Executive Compensation Principles
G-20 Summit Financial Stability Board Principles for Sound Compensation Practices (Released Sept. 25, 2009) 1.) Financial institutions should have an independent board remuneration (compensation) committee that oversees compensation policies. 2.) Compensation should be aligned with long-term value creation by avoiding multi-year guaranteed bonuses and requiring a significant part of variable compensation be deferred, tied to performance and subject to clawback. They should also take into account current and potential risks. 3.) Financial institutions ensure that compensation of senior executives and others who have a material impact on risk exposure align with performance and risk. 4.) Financial institutions disclose compensation policies and structures to guarantee transparency. 5.) Variable compensation be limited as a percentage of total net revenues when it is inconsistent with the maintenance of a sound capital base.
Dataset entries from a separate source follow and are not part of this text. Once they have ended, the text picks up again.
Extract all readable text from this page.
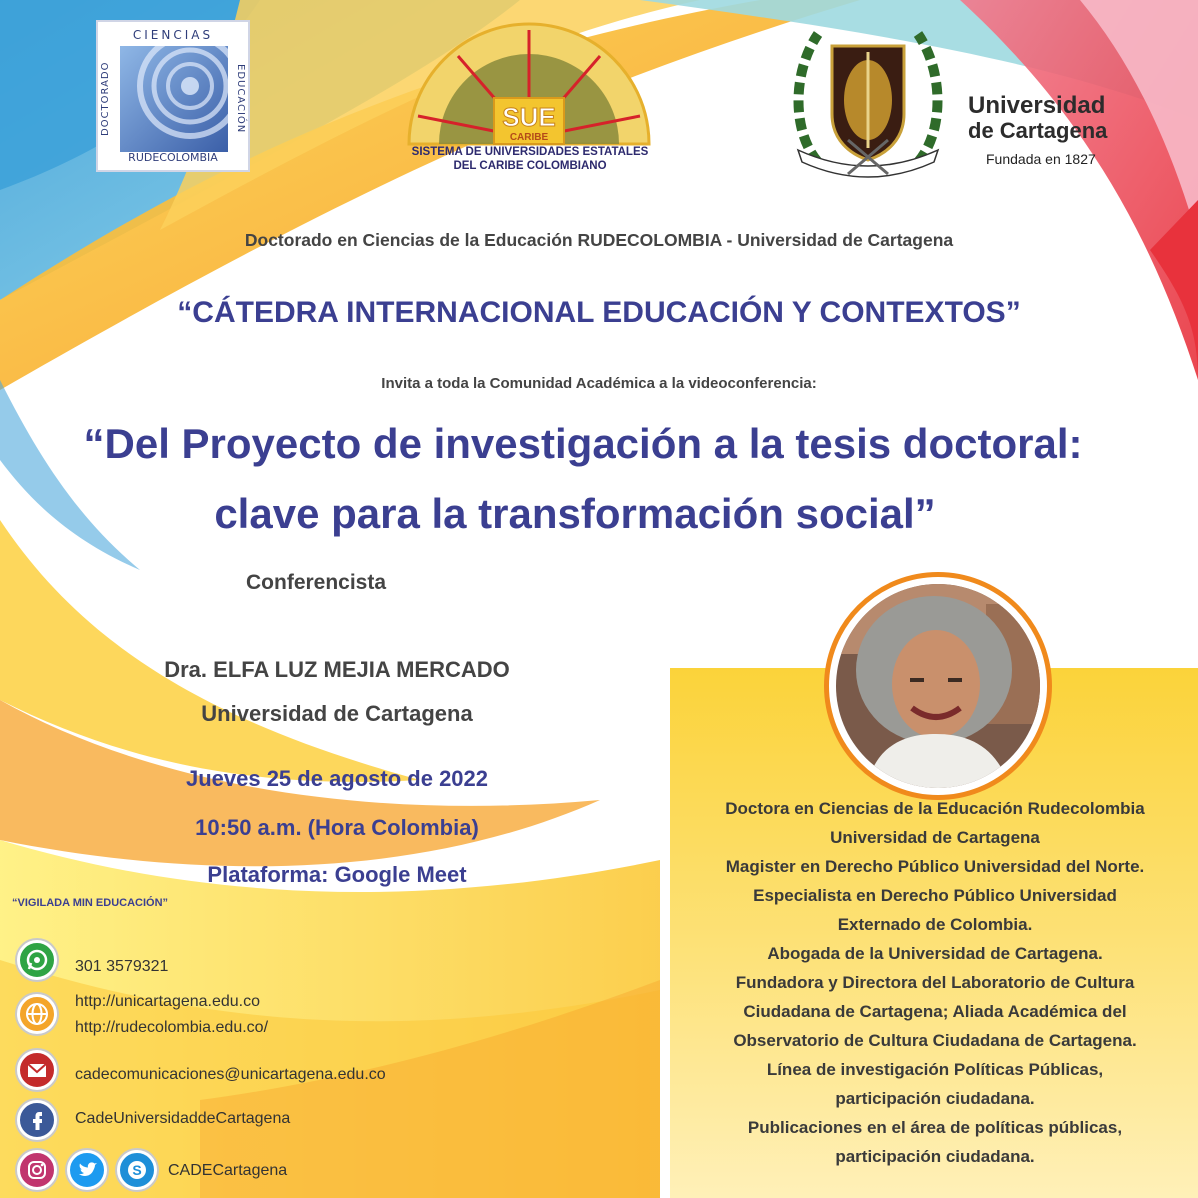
CIENCIAS
DOCTORADO	EDUCACIÓN
RUDECOLOMBIA
SUE
CARIBE
SISTEMA DE UNIVERSIDADES ESTATALES
DEL CARIBE COLOMBIANO
Universidad
de Cartagena
Fundada en 1827
Doctorado en Ciencias de la Educación RUDECOLOMBIA - Universidad de Cartagena
“CÁTEDRA INTERNACIONAL EDUCACIÓN Y CONTEXTOS”
Invita a toda la Comunidad Académica a la videoconferencia:
“Del Proyecto de investigación a la tesis doctoral:
clave para la transformación social”
Conferencista
Dra. ELFA LUZ MEJIA MERCADO
Universidad de Cartagena
Jueves 25 de agosto de 2022
10:50 a.m. (Hora Colombia)
Plataforma: Google Meet
“VIGILADA MIN EDUCACIÓN”
Doctora en Ciencias de la Educación Rudecolombia
Universidad de Cartagena
Magister en Derecho Público Universidad del Norte.
Especialista en Derecho Público Universidad
Externado de Colombia.
Abogada de la Universidad de Cartagena.
Fundadora y Directora del Laboratorio de Cultura
Ciudadana de Cartagena; Aliada Académica del
Observatorio de Cultura Ciudadana de Cartagena.
Línea de investigación Políticas Públicas,
participación ciudadana.
Publicaciones en el área de políticas públicas,
participación ciudadana.
301 3579321
http://unicartagena.edu.co
http://rudecolombia.edu.co/
cadecomunicaciones@unicartagena.edu.co
CadeUniversidaddeCartagena
S CADECartagena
The Conference Board Task Force on Executive Compensation (Released Sept. 21, 2009) 1.) Compensation plans should establish a clear link between pay, strategy and performance. 2.) Provide compensation that is fair, affordable and clearly aligned with actual performance. 3.) Eliminate controversial compensation practices that conflict with the notions of fairness and pay for performance – such as excessive golden parachutes, overly generous severance arrangements, gross-ups of parachute payments or perquisites, and golden coffins – unless specific justification exists. 4.) Demonstrate credible board oversight of executive compensation. 5.) Foster transparency with respect to compensation practices and appropriate dialogue between boards and shareholders.